Getirilen yasal düzenleme, uluslararası anlaşmalarda öngörülen güvenlik kurallarıyla da uyum sağlamıyor. 1994 yılında yürürlüğe sokulan Nükleer Güvenlik Sözleşmesi, Uluslararası Atom Enerjisi Ajansı‘na (UAEA) üye ülkelerin, nükleer güvenlikle ilgili sorumluluğunun nükleer tesis üzerinde yetkisi bulunan devlete ait olduğunu kesin bir dille vurguluyor ve Türkiye‘nin de taraf olduğu bu sözleşmede, yasal düzeyde getirilmesi zorunlu güvenlik kuralları bir bir sıralanıyor. Türkiye‘nin uluslararası bir yükümlülük olarak üstlendiği bu güvenlik önlemleriyle ilgili mevzuatının bulunmadığı koşullarda, nükleer santral için "yarışma" düzenleniyor. Bu eksikliği kapatacak bir yasal düzenlemenin daha sonradan yürürlüğe girmesinin tasarlanması halinde dahi, yasal düzenleme yapılmadan ihalenin yapılıyor olmasındaki acelecilik, pek çok soruna davetiye çıkartacaktır.

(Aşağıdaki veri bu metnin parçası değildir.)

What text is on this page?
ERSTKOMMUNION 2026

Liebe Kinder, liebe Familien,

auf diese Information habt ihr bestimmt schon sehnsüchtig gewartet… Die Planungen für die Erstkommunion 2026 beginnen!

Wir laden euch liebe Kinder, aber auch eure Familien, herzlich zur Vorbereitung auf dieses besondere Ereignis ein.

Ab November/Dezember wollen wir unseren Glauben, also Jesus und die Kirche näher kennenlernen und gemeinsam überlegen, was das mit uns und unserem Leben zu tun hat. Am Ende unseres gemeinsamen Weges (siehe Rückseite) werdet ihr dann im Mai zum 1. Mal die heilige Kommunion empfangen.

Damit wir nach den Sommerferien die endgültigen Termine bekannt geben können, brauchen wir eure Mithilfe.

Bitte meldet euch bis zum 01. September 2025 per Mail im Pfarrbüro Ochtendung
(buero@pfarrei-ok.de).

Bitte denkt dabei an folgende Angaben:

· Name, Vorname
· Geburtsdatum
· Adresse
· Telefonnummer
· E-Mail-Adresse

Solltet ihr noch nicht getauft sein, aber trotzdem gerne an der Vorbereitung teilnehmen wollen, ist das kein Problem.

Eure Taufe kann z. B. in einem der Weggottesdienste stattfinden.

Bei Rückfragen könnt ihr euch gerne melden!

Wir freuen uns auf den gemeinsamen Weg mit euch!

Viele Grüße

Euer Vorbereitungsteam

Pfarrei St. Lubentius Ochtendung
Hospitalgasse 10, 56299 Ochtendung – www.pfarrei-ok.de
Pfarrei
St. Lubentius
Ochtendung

Bu gerçeklerden hareketle şu temel noktalara dikkat çekmek istiyorum: 
1.    Nükleer Santral Yasası ve ikincil mevzuat yeterli teknik hazırlık yapılmadan gündeme getirilmiştir. TMMOB bu nedenle ilgili yönetmeliğin iptali için dava açmıştır. 
2.    Türkiye‘nin bir nükleer santral yasası vardır ama "nükleer enerji yasası" yoktur. 
3.    Türkiye‘nin bir "nükleer enerji güvenlik tüzüğü" yoktur. 
Dolayısıyla Türkiye nükleer enerji ve nükleer santrallere hazır değildir. 
4.    Enerji sorunun çözümü gibi gösterilen nükleer santrallerin bir dizi dezavantajı vardır.

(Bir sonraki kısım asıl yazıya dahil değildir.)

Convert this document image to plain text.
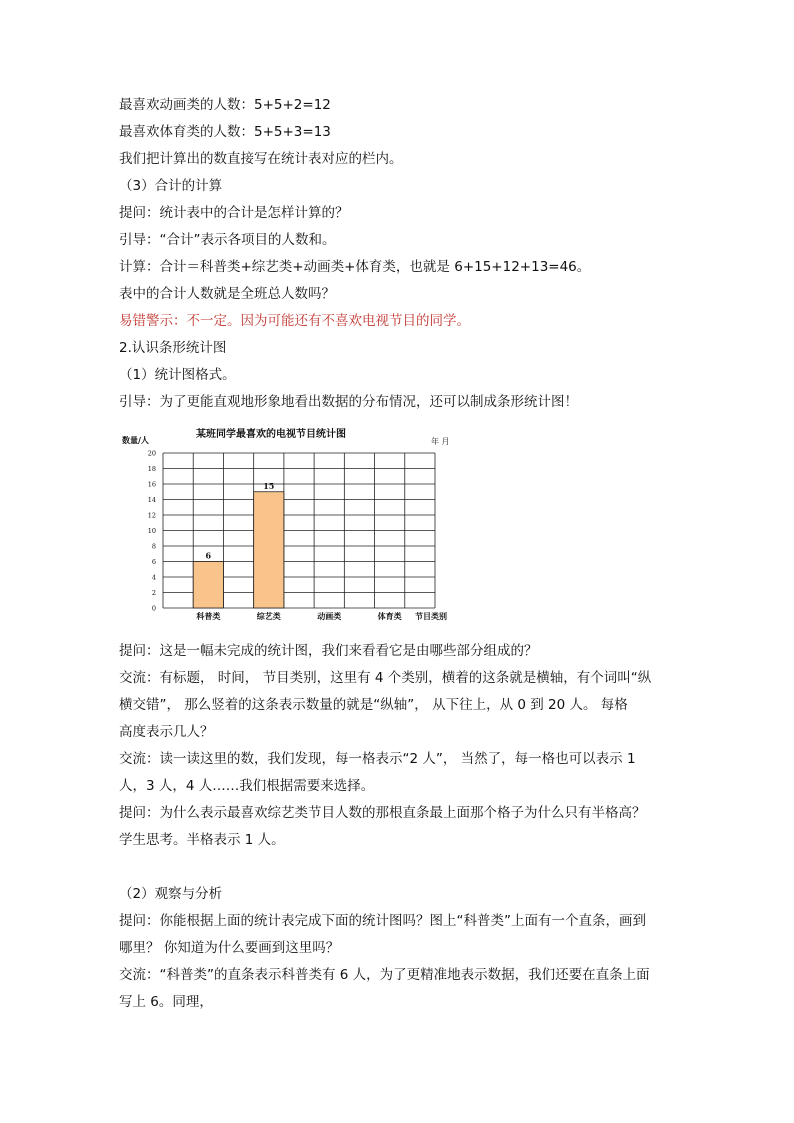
最喜欢动画类的人数：5+5+2=12
最喜欢体育类的人数：5+5+3=13
我们把计算出的数直接写在统计表对应的栏内。
（3）合计的计算
提问：统计表中的合计是怎样计算的？
引导：“合计”表示各项目的人数和。
计算：合计＝科普类+综艺类+动画类+体育类，也就是 6+15+12+13=46。
表中的合计人数就是全班总人数吗？
易错警示：不一定。因为可能还有不喜欢电视节目的同学。
2.认识条形统计图
（1）统计图格式。
引导：为了更能直观地形象地看出数据的分布情况，还可以制成条形统计图！
某班同学最喜欢的电视节目统计图
年 月
数量/人
节目类别
0
2
4
6
8
10
12
14
16
18
20
6
科普类
15
综艺类	动画类	体育类
提问：这是一幅未完成的统计图，我们来看看它是由哪些部分组成的？
交流：有标题， 时间， 节目类别，这里有 4 个类别，横着的这条就是横轴，有个词叫“纵
横交错”， 那么竖着的这条表示数量的就是“纵轴”， 从下往上，从 0 到 20 人。 每格
高度表示几人？
交流：读一读这里的数，我们发现，每一格表示“2 人”， 当然了，每一格也可以表示 1
人，3 人，4 人……我们根据需要来选择。
提问：为什么表示最喜欢综艺类节目人数的那根直条最上面那个格子为什么只有半格高？
学生思考。半格表示 1 人。
（2）观察与分析
提问：你能根据上面的统计表完成下面的统计图吗？图上“科普类”上面有一个直条，画到
哪里？ 你知道为什么要画到这里吗？
交流：“科普类”的直条表示科普类有 6 人，为了更精准地表示数据，我们还要在直条上面
写上 6。同理，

·    İlk yatırım maliyetleri diğer yakıtlı santrallere göre çok daha pahalıdır.

·    Yatırım dönemleri (8-12 yıl) çok uzundur.

·    Yakıt yönünden tamamen dışa bağımlıdır.

·    Üretilen elektrik ucuz aksine pahalıdır.

·    Atıkların korunması sorunlu ve pahalıdır.

·    İşletilmeleri teknolojik riskler içermektedir.

·    Ekonomik ömürleri dolunca, söküm maliyetleri ilk yatırım maliyetlerini aşabilmektedir.

Bu dezavantajlarıyla öngörülen nükleer santral yatırımları, Türkiye‘nin enerji sorunununa çözüm değil ekonomi ve topluma ek yükler getirecektir. 

Türkiye‘nin enerji sorununun çözümü, ulusal ve kamusal çıkarları gözeten bir anlayışla yerli, yeni ve yenilebilir kaynakların depğerlendirilmesini ve enerji verimliliği ve tasarrufunun artırılmasını öngören bir enerji programının uygulanmasıyla mümkündür.